Selasa, 7 Oktober 2025

Program Makan Bergizi Gratis

Dua Pakar Singgung Kelangsungan Program MBG, Dosen UGM: Lebih Baik Pendidikan Gratis Sampai Kuliah

Sudah dua pakar hukum dari UGM dan UII mengkritik kelangsungan program MBG, mereka sepakat pendidikan lebih penting

Tribunnews.com
SIDAK MBG - Ketua Komisi IV DPR RI, Siti Hediati atau Titiek Soeharto, menghadiri sidak program makan bergizi gratis di SMKN 1 Batam, Kepulauan Riau, Rabu (10/9/2025). Ia tampak mendampingi Wakil Presiden RI Gibran Rakabuming Raka dan istrinya, Selvi Ananda. 
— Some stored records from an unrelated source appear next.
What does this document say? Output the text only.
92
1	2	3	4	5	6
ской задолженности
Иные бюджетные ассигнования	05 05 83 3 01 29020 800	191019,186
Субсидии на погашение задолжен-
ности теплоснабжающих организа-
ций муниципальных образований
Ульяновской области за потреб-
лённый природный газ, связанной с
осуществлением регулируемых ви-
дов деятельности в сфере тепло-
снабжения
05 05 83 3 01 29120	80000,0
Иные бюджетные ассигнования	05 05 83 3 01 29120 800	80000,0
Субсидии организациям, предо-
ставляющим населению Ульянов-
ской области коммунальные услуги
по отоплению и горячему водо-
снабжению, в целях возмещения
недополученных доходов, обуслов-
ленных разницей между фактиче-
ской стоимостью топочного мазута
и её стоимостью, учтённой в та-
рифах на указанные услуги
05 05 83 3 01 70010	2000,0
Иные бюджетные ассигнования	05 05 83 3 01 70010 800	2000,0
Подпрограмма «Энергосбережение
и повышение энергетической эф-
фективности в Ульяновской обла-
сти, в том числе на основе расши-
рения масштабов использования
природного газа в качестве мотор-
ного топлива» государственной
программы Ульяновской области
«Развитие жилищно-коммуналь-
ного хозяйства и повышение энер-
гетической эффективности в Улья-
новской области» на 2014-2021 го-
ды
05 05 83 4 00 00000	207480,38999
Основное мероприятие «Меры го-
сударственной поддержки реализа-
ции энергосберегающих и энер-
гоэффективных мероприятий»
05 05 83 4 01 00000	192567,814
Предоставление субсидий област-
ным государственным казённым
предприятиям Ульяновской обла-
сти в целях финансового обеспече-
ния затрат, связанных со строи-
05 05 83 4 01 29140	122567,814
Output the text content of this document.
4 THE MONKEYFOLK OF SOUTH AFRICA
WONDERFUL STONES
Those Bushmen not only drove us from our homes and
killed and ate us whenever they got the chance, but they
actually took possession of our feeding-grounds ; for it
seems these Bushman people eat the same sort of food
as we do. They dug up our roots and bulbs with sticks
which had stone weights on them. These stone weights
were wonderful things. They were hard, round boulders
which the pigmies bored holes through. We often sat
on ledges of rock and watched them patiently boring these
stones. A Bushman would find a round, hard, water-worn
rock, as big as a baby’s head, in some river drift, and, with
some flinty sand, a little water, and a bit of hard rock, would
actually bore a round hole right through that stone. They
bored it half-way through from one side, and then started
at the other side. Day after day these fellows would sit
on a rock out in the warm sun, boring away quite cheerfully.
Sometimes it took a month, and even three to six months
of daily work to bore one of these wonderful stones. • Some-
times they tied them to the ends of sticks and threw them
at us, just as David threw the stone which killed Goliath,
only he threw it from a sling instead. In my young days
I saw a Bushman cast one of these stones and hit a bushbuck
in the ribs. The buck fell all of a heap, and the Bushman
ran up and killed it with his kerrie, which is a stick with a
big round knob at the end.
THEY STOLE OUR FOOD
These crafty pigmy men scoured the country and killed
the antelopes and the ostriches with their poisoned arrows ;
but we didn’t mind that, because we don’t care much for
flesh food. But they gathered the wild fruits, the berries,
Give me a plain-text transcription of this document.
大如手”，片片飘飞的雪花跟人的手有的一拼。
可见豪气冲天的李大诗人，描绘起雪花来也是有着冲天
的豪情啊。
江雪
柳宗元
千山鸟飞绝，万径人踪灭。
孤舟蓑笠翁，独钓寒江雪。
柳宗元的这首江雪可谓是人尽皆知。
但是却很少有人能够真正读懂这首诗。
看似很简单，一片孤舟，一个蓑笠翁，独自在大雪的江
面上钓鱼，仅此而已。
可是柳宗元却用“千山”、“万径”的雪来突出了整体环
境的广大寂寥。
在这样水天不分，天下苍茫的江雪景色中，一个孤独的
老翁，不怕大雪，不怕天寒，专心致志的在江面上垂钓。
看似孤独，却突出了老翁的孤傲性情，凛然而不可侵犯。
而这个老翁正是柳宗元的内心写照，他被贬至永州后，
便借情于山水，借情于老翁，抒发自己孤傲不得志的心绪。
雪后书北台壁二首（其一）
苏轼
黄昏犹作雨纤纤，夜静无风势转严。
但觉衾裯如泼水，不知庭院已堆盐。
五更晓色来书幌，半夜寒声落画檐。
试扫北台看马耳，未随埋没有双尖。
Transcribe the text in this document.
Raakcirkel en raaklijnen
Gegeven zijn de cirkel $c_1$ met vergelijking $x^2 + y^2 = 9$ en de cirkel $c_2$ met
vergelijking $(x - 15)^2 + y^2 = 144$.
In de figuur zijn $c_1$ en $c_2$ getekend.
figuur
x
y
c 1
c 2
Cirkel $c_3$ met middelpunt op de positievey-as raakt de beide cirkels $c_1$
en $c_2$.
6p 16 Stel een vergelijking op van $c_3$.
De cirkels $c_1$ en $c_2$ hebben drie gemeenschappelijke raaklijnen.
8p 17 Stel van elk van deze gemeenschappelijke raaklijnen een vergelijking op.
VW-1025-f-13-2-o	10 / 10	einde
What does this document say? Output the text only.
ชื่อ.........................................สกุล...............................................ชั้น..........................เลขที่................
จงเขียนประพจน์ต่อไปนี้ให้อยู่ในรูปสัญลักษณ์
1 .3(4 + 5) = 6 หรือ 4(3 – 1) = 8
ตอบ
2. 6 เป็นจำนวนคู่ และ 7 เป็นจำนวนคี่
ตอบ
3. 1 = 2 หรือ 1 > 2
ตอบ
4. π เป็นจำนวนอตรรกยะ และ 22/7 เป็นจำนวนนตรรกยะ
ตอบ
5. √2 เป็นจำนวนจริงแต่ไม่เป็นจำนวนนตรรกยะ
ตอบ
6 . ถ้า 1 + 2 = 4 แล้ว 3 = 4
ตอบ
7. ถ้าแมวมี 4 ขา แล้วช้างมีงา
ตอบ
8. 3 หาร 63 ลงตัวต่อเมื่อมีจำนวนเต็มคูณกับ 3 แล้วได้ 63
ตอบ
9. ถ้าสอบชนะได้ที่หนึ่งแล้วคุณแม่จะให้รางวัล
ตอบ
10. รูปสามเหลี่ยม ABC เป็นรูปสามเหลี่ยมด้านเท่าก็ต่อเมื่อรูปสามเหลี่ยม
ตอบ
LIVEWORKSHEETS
TRIBUNNEWS.COM - Program Makan Bergizi Gratis (MBG) masih menjadi sorotan kelangsungannya di tengah peristiwa keracunan massal yang masih terjadi di berbagai daerah Tanah Air.

Sudah dua pakar hukum dari Universitas Gadjah Mada (UGM) dan Universitas Islam Indonesia (UII) turut berkomentar terhadap program yang dinisiasi oleh Presiden Prabowo Suabianto ini.

Pertama adalah dosen dari Fakultas Hukum UGM yakni Herlambang Wiratraman dan kedua datang dari dosen UII yang juga mantan Menko Polhukam, Mahfud MD.

Keduanya pun kompak sependapat, mengedepankan pendidikan dibanding dengan makan gratis untuk pelajar.

Terbaru, Mahfud MD, inisiatif MBG memang menjadi program krusial yang berdampak positif bagi warga, terutama generasi muda.

Meski demikian, ia menekankan prioritas utama sesuai Pasal 31 UUD 1945 justru terletak pada pemenuhan akses pendidikan anak-anak serta peningkatan mutu tenaga pengajar.

Pernyataan ini dilontarkan Mahfud sebagai tanggapan atas penempatan anggaran MBG di bawah pos pendidikan. Untuk tahun 2026, dana MBG direncanakan sebesar Rp335 triliun, yang tergabung dalam total alokasi pendidikan mencapai Rp757,8 triliun.

Dengan demikian, porsi MBG menyita hampir 44 persen dari keseluruhan anggaran sektor pendidikan tersebut.

"Dalam perspektif Pasal 31 UUD 1945, esensi pendidikan yang paling mendasar sebenarnya bukan hanya soal MBG. Meskipun program ini sangat esensial, tapi secara teknis, hal-hal seperti kurikulum yang solid, sarana prasarana, kualitas pengajar, dan fasilitas belajar yang memadai jauh lebih prioritas," ungkap Mahfud dalam podcast Diskursus Net di YouTube, yang tayang pada Minggu (5/10/2025).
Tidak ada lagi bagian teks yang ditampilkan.